Le sot n'est pas un sage.
LE GRAND SECRÉTAIRE. - Les principes dépendent du ciel et les biens sont produits par la terre. Si le sage sait les utiliser à son profit, le sot ne peut rien en tirer. Tseu Gong brilla au milieu des seigneurs par ses richesses et Tao Zhu (2) fut honoré par ses contemporains en raison de son immense fortune. Les grands recherchaient leur amitié et les humbles imploraient leur aide. Du haut en bas de l'échelle, depuis les princes jusqu'aux plébéiens, tous exaltaient leurs largesses et révéraient leur bonté. Yuan Xian (3) et K'ong Tsi (4) souffrirent de la faim et du froid, Yan Yuan végéta piteusement dans une infâme ruelle. En ce temps où la misère les avait acculés à chercher refuge dans des bouges et à se couvrir de vêtements de la toile la plus grossière, eussent-ils voulu devenir riches en commettant les pires forfaits qu'ils ne l'auraient pu.

Haillons resplendissants.
LES LETTRÉS. - « Si pour devenir riche, dit Confucius, il suffisait de le vouloir, il me serait indifférent d'être palefrenier. Mais comme ne devient pas riche qui veut, je préfère me consacrer à ce que j'aime. » Car l'homme de bien recherche la justice et non l'argent. D'où les remontrances que le maître adressa à son richissime disciple Tseu Gong pour avoir accru son capital par des moyens douteux. Le sage acquiert fortune et rang quand les circonstances lui sont favorables ; si le sort lui est contraire, il se retire et pratique la vertu en cultivant son jardin. N'étant pas aiguillonné par la soif des biens matériels, il ne tourne pas le dos à la morale en spoliant autrui. Il vit dans la retraite et mène une existence frugale ; ses ambitions ne le poussent pas à commettre des vilenies, il ne souille pas son nom par de basses intrigues. Que les puissantes familles Han ou Wei lui offrent leur alliance, et il la déclinera si elle devait heurter ses idéaux. La richesse ni les honneurs ne peuvent rehausser son prestige, la calomnie ni la diffamation n'ont de prise sur lui. Aussi les haillons du sage Yuan Xian sont-ils plus resplendissants que toutes les pelisses de renard et de lynx du milliardaire Ji Dun, et le maigre poisson qui constituait l'ordinaire de Zhao Xuanmeng plus succulent que toutes les viandes dont s'empiffrait Zhi Bo, plus belle la boucle de ceinture en argent de Zi Si que le fameux joyau du duc de Yu. Si le marquis Wen de Wei s'inclinait du haut de son char en passant devant la maison de Duan Ganmu, et si le duc Wen de Jin, lorsqu'il apercevait Han Qing, descendait de son carrosse et courait à sa rencontre, ce n'était assurément pas parce que le premier avait une haute situation ni le second une grosse fortune, mais parce que tous deux étaient riches de bienveillance et de vertu. Pourquoi donc rendre à la fortune les honneurs que méritent la droiture et la bonté ?

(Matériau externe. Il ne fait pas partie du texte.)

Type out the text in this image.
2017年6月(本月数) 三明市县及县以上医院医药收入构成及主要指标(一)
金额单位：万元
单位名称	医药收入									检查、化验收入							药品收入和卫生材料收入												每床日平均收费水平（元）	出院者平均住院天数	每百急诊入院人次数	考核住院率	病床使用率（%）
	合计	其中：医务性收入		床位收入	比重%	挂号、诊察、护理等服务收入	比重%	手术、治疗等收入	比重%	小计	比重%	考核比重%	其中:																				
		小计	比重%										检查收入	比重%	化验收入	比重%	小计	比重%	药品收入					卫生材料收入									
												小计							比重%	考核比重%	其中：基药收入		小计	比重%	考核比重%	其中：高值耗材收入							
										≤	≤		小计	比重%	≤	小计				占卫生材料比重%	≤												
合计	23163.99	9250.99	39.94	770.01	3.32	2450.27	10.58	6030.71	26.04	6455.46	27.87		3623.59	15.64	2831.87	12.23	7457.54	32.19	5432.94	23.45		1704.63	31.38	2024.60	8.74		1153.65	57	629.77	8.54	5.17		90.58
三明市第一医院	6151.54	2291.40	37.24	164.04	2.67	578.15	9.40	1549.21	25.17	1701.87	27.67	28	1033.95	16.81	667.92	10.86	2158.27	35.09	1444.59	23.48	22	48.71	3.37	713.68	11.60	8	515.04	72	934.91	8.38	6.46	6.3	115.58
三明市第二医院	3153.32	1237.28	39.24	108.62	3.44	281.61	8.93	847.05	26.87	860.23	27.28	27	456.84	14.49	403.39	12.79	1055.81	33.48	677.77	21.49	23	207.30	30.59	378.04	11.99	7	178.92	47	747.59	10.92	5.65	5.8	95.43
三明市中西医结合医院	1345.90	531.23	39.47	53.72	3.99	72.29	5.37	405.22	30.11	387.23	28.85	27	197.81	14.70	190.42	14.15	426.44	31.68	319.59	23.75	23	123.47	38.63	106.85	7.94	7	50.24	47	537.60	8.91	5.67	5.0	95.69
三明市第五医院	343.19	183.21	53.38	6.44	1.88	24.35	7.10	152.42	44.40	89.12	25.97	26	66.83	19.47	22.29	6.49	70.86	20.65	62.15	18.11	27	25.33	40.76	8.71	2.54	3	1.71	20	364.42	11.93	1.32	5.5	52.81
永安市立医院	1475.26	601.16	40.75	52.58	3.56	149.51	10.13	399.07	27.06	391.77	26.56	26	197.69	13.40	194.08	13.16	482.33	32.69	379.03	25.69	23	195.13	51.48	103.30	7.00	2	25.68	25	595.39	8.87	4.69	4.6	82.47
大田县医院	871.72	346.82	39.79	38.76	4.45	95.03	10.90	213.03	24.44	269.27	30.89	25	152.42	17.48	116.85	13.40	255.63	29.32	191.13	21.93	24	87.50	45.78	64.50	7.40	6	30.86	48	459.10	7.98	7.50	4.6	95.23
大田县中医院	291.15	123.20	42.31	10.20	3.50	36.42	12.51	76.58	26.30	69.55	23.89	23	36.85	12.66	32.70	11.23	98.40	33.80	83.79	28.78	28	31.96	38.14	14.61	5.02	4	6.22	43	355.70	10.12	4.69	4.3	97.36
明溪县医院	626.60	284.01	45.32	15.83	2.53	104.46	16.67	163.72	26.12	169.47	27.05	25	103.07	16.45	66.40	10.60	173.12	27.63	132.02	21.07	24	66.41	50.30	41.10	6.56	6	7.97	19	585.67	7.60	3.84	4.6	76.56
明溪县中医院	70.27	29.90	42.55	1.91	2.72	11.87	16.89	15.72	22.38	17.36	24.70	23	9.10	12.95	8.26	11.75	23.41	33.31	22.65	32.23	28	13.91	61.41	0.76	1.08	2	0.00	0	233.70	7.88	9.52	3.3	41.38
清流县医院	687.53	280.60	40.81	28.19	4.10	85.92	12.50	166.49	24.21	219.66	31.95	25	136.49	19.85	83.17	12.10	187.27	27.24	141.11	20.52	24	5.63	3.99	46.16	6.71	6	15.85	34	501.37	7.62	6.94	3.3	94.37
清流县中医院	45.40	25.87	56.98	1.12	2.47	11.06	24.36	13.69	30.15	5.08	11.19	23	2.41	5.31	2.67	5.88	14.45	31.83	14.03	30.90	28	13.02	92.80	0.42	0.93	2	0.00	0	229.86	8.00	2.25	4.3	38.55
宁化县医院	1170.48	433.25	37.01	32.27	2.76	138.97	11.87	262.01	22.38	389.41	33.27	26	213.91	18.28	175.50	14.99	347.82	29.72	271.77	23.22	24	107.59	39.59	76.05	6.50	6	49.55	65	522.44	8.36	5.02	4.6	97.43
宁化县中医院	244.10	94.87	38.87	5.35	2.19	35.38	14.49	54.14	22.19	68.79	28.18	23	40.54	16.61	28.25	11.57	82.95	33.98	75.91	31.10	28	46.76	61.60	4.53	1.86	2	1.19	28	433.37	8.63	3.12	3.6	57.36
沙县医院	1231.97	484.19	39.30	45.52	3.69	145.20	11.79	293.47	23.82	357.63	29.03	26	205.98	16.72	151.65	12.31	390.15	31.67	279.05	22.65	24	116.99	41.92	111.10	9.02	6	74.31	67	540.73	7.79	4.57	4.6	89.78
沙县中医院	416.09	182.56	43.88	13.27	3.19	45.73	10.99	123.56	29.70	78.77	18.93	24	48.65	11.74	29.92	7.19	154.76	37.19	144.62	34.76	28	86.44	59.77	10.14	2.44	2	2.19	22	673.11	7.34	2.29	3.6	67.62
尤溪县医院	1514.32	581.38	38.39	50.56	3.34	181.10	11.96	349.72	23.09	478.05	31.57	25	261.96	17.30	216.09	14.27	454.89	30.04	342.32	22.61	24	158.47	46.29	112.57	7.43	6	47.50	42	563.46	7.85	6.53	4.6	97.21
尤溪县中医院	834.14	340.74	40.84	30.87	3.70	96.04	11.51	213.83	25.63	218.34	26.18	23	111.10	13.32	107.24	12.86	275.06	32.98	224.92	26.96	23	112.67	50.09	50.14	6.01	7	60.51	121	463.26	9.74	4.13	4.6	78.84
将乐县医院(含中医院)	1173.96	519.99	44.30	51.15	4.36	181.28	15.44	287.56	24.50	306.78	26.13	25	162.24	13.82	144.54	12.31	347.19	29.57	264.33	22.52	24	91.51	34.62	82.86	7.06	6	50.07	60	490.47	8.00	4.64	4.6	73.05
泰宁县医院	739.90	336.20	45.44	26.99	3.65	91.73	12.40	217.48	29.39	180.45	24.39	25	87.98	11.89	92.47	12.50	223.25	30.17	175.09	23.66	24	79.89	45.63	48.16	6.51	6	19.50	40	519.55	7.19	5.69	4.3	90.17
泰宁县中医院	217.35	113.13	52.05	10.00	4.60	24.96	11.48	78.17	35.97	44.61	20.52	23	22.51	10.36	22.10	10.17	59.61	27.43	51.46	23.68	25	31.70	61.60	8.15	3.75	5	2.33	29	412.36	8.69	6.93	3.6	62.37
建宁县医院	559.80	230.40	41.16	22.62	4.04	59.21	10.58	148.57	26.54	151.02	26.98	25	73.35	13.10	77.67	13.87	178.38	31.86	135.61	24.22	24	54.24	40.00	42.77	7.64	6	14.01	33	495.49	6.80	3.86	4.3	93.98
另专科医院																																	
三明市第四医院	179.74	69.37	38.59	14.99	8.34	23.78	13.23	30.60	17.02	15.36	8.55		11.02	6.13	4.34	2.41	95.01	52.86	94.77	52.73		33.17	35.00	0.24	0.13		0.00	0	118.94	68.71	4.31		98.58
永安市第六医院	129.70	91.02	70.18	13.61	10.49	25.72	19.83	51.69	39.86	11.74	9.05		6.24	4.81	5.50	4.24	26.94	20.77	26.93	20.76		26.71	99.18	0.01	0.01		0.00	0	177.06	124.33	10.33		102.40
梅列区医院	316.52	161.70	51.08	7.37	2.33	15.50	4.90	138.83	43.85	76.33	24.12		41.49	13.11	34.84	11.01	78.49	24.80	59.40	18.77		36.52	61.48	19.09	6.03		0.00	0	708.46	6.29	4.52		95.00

1. Disciple de Confucius, célèbre par sa richesse.

2. Ministre du roi de Yue (Vème siècle avant Jésus-Christ), il envoya au rival de celui-ci, le roi de Wu, la belle Sicheu. Par son charme et son travail d'espionnage, elle acheva la ruine du roi de Wu. Selon une version de son histoire, Tao Zhu finit au rang des immortels. Selon une autre, ayant quitté la politique, il fit une fortune fabuleuse dans le commerce.

3. Disciple de Confucius.

4. Petit-fils de Confucius, qui vécut dans la pauvreté avant d'occuper un poste élevé au pays de Lou.